An optimized FPGA design of inverse quantization and transform for HEVC decoding blocks and validation in an SW/HW environment


Creative Commons License

Ben Atitallah A., Kammoun M., Ben Atitallah R.

TURKISH JOURNAL OF ELECTRICAL ENGINEERING AND COMPUTER SCIENCES, vol.28, no.3, pp.1656-1672, 2020 (SCI-Expanded) identifier identifier

  • Publication Type: Article / Article
  • Volume: 28 Issue: 3
  • Publication Date: 2020
  • Doi Number: 10.3906/elk-1910-122
  • Journal Name: TURKISH JOURNAL OF ELECTRICAL ENGINEERING AND COMPUTER SCIENCES
  • Journal Indexes: Science Citation Index Expanded (SCI-EXPANDED), Scopus, Academic Search Premier, Applied Science & Technology Source, Compendex, Computer & Applied Sciences, INSPEC, TR DİZİN (ULAKBİM)
  • Page Numbers: pp.1656-1672
  • Galatasaray University Affiliated: Yes

Abstract

This paper presents an optimized hardware architecture of the inverse quantization and the inverse transform (IQ/IT) for a high-efficiency video coding (HEVC) decoder.

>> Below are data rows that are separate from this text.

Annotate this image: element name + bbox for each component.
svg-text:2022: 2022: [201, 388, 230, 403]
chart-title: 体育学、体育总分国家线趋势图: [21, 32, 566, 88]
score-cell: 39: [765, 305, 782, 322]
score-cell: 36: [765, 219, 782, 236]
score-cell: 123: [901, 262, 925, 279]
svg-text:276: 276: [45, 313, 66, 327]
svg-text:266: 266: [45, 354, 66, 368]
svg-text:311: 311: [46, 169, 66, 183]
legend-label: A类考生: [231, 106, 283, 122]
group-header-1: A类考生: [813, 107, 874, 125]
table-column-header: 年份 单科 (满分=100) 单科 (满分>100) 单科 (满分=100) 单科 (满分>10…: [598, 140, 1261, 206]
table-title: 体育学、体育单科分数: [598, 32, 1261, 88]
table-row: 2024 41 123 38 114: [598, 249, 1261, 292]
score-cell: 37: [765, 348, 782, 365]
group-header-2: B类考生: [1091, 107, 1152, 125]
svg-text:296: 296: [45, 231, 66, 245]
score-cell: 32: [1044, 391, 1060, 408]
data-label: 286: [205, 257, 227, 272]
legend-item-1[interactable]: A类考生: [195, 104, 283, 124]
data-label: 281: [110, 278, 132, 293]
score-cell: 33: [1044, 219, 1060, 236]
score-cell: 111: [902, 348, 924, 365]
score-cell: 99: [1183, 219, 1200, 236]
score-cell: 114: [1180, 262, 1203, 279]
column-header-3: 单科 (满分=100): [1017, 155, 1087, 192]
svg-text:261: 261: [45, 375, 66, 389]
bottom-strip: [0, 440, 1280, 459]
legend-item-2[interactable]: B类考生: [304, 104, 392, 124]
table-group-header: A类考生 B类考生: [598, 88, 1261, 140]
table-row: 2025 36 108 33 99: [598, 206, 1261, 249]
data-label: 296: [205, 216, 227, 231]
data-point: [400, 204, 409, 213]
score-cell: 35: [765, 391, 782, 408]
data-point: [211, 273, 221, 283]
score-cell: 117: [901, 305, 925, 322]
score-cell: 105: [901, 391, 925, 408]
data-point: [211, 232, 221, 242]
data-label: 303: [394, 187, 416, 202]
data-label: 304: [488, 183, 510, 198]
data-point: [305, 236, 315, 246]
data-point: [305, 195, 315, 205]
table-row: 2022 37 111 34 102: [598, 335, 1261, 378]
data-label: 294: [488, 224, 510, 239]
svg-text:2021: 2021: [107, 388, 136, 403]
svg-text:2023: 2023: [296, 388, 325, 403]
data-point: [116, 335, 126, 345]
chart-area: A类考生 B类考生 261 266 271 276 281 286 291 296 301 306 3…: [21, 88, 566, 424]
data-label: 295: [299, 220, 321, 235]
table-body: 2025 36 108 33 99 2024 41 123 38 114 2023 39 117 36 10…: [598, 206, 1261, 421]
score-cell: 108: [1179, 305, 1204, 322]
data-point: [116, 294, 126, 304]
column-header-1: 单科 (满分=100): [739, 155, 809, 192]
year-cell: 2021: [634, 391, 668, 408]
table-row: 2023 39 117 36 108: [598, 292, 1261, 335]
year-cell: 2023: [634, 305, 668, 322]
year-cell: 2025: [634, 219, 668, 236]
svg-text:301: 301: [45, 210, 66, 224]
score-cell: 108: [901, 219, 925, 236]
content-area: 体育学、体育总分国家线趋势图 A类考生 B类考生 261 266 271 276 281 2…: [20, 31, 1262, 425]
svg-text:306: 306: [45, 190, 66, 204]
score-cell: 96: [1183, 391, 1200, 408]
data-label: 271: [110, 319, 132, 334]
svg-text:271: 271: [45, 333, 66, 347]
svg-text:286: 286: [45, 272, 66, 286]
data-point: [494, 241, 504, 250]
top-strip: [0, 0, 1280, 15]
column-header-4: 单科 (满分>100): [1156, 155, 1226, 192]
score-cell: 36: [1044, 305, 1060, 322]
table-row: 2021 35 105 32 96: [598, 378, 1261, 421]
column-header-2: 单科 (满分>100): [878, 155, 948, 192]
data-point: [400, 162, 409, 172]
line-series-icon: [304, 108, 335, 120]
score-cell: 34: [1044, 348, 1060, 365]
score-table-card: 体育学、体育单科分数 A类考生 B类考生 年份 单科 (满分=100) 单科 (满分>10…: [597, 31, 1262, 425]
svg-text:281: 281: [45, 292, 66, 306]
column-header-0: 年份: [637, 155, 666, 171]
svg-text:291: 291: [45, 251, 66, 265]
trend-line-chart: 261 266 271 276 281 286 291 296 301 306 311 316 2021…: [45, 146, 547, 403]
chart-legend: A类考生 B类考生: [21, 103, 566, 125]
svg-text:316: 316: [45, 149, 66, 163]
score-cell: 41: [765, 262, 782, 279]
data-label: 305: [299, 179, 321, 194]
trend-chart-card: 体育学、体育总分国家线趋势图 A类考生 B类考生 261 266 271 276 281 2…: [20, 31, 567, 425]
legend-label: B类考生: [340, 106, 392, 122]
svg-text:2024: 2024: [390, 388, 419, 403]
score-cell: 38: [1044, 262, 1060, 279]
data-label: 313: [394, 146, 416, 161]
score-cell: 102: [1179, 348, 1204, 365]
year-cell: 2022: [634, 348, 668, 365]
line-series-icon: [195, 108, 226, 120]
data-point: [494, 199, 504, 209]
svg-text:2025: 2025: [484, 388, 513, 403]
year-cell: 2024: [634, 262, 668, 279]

Our highly parallel and pipelined architecture was designed to support all HEVC Transform Unit (TU) sizes: 4 x 4, 8 x 8, 16 x 16, and 32 x 32. The IQ/IT was described in the VHSIC hardware description language and synthesized to Xilinx XC7Z020 field-programmable gate array (FPGA) and to TSMC 180 nm standard-cell library. The throughput of the hardware architecture reached in the worst case a processing rate of up to 1080 p at 33 fps at 146 MHz and 1080 p at 25 fps at 110 MHz when mapped to FPGA and standard-cells, respectively. The validation of our architecture was conducted on the ZC702 platform using a Software/Hardware (SW/HW) environment in order to evaluate different implementation methods (SW and SW/HW) in terms of power consumption and run-time. The experimental results demonstrate that the SW/HW accelerations were enhanced by more than 70% in terms of the run-time speed relative to the SW solution. Besides, the power consumption of the SW/HW designs was reduced by nearly 60% compared with the SW case.